On Friday's ATC, Jackie Northam, wrapping up NPR's series on the border region between Pakistan and Afghanistan, turns to three main sources for her report. First is Anthony Cordesman whose bio notes "formerly served as national security assistant to Senator John McCain of the Senate Armed Services Committee, as director of intelligence assessment in the Office of the Secretary of Defense, and as civilian assistant to the deputy secretary of defense....Cordesman has been awarded the Department of Defense Distinguished Service Medal." Her second expert is Quite an Adventure Bob Grenier who we are told was "the CIA station chief in Pakistan from 1999 to 2002." Her third source is...another CIA spokesperson, Bruce Riedel who Northam - in all seriousness - describes as having "spent nearly three decades in counter-terrorism at the CIA" (and I guess Putin worked for decades on East German democracy for the KGB!).
From this wide range of ideological opinion you can be sure that you won't hear any questioning of the US right to dictate policy in Pakistan/Afghanistan or the history of the US' role in creating the violence of the region. All you hear are differences of tactics.
- Cordesman states that "we have never put significant resources into this war...we have let the Taliban grow in power without providing anything like the resources we provided in Iraq."
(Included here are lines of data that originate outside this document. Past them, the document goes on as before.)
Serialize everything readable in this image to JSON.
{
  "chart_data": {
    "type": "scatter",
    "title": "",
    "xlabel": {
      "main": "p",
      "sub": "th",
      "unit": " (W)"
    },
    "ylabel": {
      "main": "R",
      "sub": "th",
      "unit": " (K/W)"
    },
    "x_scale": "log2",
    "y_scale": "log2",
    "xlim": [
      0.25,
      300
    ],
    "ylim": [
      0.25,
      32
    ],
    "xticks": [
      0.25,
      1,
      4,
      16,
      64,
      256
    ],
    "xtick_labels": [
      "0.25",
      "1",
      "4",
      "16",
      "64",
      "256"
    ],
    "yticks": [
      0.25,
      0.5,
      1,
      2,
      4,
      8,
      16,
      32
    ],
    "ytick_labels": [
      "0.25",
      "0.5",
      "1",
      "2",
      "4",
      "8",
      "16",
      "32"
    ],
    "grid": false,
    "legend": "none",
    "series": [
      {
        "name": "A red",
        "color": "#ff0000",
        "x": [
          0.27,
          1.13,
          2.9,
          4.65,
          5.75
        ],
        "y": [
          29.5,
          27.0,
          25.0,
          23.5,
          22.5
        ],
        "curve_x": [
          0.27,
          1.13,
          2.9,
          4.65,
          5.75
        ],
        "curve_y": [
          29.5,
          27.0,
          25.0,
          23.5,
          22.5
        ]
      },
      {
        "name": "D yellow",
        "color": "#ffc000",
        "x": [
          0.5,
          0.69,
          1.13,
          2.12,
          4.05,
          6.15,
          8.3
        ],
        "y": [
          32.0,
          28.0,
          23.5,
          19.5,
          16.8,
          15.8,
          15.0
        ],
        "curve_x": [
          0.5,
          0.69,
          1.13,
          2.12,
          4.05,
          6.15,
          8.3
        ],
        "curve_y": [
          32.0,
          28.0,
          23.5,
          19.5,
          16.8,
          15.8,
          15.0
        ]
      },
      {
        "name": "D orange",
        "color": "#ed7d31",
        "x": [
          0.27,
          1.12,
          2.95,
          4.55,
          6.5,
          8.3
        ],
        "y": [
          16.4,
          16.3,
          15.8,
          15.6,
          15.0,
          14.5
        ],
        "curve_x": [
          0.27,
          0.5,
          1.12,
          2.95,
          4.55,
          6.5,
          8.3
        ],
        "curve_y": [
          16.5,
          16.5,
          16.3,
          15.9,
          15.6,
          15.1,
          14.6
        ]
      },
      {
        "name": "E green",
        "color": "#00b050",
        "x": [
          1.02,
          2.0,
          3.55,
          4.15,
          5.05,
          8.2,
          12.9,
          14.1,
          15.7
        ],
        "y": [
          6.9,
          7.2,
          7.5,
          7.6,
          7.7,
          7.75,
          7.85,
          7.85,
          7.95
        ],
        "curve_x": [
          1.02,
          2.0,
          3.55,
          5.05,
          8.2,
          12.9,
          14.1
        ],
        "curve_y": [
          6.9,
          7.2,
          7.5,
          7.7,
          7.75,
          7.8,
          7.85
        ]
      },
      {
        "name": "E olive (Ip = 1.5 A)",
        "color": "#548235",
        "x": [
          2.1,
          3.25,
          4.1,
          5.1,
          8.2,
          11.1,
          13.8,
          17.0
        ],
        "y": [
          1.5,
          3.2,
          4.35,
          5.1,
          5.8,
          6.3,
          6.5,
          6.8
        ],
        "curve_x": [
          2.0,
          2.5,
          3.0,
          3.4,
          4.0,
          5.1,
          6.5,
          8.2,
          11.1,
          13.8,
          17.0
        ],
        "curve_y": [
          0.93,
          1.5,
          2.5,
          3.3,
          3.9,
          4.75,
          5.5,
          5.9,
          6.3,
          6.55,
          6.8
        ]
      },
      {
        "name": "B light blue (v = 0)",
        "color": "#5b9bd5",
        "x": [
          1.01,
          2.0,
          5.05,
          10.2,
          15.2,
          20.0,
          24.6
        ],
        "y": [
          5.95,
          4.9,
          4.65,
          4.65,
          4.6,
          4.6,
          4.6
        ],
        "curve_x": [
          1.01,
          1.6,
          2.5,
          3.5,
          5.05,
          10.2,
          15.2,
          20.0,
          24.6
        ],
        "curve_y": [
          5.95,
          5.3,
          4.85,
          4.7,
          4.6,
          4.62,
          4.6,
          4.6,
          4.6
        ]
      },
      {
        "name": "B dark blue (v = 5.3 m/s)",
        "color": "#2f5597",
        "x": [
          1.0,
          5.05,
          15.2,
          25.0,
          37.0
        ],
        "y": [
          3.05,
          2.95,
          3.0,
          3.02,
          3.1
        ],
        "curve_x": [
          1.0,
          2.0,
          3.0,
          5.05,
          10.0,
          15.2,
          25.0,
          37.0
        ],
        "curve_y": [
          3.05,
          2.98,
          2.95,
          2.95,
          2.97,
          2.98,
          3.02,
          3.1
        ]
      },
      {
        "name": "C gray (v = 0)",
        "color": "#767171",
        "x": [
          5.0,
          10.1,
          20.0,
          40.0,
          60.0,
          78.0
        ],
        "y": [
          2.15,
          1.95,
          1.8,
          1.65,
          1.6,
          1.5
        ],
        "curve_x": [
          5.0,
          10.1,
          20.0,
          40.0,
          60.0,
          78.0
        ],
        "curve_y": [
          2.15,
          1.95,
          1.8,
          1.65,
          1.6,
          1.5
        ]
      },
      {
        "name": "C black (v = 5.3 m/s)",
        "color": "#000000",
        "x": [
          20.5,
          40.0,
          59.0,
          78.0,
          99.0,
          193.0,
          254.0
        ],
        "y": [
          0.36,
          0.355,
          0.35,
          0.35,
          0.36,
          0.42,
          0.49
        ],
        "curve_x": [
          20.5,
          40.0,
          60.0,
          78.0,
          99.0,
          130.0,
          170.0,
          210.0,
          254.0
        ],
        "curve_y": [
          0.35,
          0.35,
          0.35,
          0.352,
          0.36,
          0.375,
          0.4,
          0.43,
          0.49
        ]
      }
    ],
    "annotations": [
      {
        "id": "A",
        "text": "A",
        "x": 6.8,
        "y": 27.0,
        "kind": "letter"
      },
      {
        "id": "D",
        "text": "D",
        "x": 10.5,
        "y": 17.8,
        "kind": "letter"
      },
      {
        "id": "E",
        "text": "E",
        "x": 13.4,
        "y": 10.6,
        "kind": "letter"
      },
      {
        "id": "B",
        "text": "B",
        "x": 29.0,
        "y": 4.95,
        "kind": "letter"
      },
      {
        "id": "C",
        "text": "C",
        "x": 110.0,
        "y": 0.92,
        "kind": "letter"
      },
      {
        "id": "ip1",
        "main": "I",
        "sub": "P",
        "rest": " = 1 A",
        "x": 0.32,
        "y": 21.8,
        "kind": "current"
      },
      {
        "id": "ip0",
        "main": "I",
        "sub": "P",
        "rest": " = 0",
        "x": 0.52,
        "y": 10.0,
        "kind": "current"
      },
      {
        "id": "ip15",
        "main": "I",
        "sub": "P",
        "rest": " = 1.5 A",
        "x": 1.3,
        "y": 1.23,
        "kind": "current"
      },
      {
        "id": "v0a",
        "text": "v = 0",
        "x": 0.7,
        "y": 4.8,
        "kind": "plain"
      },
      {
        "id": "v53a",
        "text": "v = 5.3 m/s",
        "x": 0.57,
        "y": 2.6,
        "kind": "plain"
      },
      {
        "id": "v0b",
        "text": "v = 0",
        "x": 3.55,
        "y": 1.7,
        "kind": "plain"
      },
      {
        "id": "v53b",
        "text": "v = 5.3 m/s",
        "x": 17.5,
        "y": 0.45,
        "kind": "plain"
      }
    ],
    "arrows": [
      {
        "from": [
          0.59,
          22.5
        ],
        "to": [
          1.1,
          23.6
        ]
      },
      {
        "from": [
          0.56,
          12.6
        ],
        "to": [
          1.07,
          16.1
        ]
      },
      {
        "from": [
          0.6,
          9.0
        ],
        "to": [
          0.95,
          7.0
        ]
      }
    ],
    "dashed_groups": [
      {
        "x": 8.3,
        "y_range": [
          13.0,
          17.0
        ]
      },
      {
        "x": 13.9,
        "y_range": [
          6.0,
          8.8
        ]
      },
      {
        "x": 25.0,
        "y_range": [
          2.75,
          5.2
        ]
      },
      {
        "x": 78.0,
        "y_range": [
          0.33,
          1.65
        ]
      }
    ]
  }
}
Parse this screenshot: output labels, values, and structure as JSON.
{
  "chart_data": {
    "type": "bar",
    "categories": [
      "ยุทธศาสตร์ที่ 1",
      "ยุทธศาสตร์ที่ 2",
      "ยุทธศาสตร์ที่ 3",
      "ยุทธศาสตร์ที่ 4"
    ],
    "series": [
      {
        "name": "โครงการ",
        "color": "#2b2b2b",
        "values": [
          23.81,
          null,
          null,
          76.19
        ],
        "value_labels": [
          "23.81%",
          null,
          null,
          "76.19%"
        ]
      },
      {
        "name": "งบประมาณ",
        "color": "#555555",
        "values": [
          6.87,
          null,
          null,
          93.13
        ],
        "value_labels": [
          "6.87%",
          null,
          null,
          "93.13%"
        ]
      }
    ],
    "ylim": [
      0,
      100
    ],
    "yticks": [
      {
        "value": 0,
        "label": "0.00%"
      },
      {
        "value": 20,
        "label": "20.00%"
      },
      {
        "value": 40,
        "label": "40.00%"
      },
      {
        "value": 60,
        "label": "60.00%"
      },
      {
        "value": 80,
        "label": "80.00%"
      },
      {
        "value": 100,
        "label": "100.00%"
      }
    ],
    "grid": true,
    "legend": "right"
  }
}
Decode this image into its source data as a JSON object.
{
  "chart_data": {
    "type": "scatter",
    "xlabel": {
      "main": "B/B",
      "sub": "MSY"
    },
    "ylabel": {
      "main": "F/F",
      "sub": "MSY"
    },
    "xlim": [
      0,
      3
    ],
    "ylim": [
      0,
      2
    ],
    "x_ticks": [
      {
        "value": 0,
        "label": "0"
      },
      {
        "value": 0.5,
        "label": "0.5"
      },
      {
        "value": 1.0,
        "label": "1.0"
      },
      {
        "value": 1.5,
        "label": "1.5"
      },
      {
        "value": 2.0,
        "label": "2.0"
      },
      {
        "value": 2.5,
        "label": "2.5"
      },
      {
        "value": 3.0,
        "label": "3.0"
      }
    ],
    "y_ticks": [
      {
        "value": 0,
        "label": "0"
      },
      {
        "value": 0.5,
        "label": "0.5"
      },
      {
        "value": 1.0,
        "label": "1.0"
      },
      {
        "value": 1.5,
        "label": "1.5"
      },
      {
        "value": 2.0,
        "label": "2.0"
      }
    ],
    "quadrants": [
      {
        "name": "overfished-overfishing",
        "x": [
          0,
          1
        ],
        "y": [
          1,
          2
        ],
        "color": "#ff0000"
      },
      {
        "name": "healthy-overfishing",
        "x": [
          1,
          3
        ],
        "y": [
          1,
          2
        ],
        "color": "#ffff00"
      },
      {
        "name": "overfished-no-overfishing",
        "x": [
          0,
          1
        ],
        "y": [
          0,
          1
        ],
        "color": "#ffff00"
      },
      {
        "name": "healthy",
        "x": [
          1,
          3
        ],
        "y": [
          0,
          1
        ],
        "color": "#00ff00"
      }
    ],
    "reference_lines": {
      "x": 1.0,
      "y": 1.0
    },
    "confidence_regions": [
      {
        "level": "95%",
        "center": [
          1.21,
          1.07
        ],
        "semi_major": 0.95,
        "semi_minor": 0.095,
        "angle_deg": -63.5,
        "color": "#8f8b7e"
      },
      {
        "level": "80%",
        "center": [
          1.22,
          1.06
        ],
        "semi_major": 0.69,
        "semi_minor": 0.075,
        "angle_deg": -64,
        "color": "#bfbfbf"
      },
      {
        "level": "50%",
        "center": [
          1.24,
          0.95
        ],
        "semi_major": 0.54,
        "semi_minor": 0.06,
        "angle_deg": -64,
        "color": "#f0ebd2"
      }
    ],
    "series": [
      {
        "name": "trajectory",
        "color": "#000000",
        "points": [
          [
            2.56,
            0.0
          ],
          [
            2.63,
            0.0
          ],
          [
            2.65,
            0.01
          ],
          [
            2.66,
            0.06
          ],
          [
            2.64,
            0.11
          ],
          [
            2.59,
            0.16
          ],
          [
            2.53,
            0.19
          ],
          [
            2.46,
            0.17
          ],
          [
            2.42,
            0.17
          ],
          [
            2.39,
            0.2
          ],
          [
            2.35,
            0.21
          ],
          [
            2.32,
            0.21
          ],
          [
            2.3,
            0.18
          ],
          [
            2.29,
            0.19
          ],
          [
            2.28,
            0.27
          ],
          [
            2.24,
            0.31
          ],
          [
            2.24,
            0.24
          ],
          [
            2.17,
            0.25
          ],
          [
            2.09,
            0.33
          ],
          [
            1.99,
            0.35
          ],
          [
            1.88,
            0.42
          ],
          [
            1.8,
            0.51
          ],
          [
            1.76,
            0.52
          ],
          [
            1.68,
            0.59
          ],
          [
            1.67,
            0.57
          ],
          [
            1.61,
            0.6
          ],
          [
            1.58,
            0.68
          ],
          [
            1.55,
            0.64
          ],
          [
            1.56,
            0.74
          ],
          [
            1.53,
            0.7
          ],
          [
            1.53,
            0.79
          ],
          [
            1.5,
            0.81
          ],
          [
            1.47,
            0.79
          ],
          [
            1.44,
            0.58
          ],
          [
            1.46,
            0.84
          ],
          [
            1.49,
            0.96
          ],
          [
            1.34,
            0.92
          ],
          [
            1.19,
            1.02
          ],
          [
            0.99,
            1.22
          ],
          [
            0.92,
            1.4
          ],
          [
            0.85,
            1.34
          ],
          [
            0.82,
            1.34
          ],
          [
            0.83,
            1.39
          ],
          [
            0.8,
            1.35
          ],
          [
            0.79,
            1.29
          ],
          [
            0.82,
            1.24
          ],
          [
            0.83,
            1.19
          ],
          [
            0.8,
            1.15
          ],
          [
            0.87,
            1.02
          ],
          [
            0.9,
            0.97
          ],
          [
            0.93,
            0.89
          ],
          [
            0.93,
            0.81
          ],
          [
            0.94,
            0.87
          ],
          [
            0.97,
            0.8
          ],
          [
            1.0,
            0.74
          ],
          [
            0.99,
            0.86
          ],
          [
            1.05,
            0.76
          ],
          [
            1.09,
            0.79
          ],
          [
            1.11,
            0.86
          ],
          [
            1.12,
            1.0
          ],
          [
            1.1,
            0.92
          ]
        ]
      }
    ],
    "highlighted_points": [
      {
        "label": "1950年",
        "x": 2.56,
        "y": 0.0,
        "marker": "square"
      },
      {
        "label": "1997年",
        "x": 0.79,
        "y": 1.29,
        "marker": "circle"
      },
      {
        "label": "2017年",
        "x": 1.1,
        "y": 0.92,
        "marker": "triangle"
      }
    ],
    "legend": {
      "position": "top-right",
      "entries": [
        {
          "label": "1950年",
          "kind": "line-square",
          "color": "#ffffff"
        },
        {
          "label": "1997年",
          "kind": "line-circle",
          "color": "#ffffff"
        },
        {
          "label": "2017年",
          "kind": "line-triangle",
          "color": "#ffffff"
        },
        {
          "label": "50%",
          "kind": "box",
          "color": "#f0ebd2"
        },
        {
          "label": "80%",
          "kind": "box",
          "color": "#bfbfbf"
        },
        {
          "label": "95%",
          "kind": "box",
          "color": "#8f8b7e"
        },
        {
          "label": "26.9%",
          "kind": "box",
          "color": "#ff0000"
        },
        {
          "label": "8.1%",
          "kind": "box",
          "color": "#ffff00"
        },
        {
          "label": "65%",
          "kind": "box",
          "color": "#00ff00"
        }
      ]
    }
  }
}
- Bob Grenier "says the US may have to abandon the idea of creating one [a strong central Afghan government] and start dealing with the tribal leaders...says it's important to build up local forces in the Pashtun area along the border with Pakistan."
- Lastly, "Riedel says the next President needs to make it clear to Pakistan's new government that those days are over." We then hear Riedel stating that "one of the things he needs to convey to Islamabad is that the time for double dealing is over. You need to be on one side of the war on terror -- our side or their side."
For better information on the US created horror (and likely continuing nightmare) of Afghanistan without the mind and soul killing "our side, their side" nonsense be sure to read Anand Gopal's recent piece and Nir Rosen's Rolling Stone article. You might hear from people like these on DemocracyNow! but I doubt we'll be hearing from them on NPR anytime soon.